完璧上司は激甘主義!?
「えっと、あなたは?」

戸惑う駅員達にすぐさま頭を上げ、ポケットから名刺入れを取り出し、一枚差し出した。

「失礼しました。私はこういうものです」

名刺を渡された駅員は、名刺と俺を交互に見てきた。

「この女性は自分の直属の部下でして。今後はこのようなご迷惑をお掛けしないよう、きつく言い聞かせますので連れて帰ってもよろしいでしょうか?」

きっと駅員達は、彼女の悪酔いの酷さに警察へ連絡しようとしていたのだろう。
当然なことだ。
これだけ騒ぎを起こして、迷惑をかけているのだから。

当の酔っぱらい女もとい新は、いまだに改札口の切符を入れるところに、おぼつかない手で鍵を差し込もうとしていた。

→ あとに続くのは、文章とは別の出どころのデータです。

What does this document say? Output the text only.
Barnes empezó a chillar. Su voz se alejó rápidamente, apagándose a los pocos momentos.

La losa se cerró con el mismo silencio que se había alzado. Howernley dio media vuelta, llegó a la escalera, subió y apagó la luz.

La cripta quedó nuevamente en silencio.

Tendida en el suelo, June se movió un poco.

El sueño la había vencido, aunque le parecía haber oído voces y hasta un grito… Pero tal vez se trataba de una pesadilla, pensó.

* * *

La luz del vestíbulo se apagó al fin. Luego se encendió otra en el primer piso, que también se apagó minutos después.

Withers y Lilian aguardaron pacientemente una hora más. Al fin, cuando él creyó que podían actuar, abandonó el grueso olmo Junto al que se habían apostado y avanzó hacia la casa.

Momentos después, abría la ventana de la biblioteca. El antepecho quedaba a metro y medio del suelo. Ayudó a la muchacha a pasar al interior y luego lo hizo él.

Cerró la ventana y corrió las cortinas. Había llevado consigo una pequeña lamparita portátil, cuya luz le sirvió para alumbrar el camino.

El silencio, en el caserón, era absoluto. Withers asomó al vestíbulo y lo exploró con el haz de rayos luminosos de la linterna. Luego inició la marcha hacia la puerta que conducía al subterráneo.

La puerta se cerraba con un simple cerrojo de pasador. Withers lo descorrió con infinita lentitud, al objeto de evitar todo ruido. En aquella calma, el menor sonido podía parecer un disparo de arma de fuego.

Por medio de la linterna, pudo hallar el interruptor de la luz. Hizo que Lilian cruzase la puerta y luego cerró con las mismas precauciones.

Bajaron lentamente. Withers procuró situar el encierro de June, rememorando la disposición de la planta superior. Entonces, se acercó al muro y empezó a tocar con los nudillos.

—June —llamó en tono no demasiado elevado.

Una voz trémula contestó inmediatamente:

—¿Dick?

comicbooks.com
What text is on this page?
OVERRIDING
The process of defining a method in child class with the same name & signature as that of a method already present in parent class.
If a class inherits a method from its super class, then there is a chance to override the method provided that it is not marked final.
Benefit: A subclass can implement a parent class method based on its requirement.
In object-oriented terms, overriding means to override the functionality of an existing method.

最初見た時は一瞬目を疑ってしまったが、間近で見てもいまだに信じられない自分がいる。
まさかあの新が、これほどまでに酒ぐせが悪かったとは。

心底呆れ返っていると、駅員は差し出した名刺を返してきた。

「今後はこのようなことをしないよう、よくお伝えください」

「もちろんです。本当に申し訳ありませんでした」

話が分かる駅員でよかった。
普通だったら、最初の時点で通報されてもおかしくないレベルなのだから。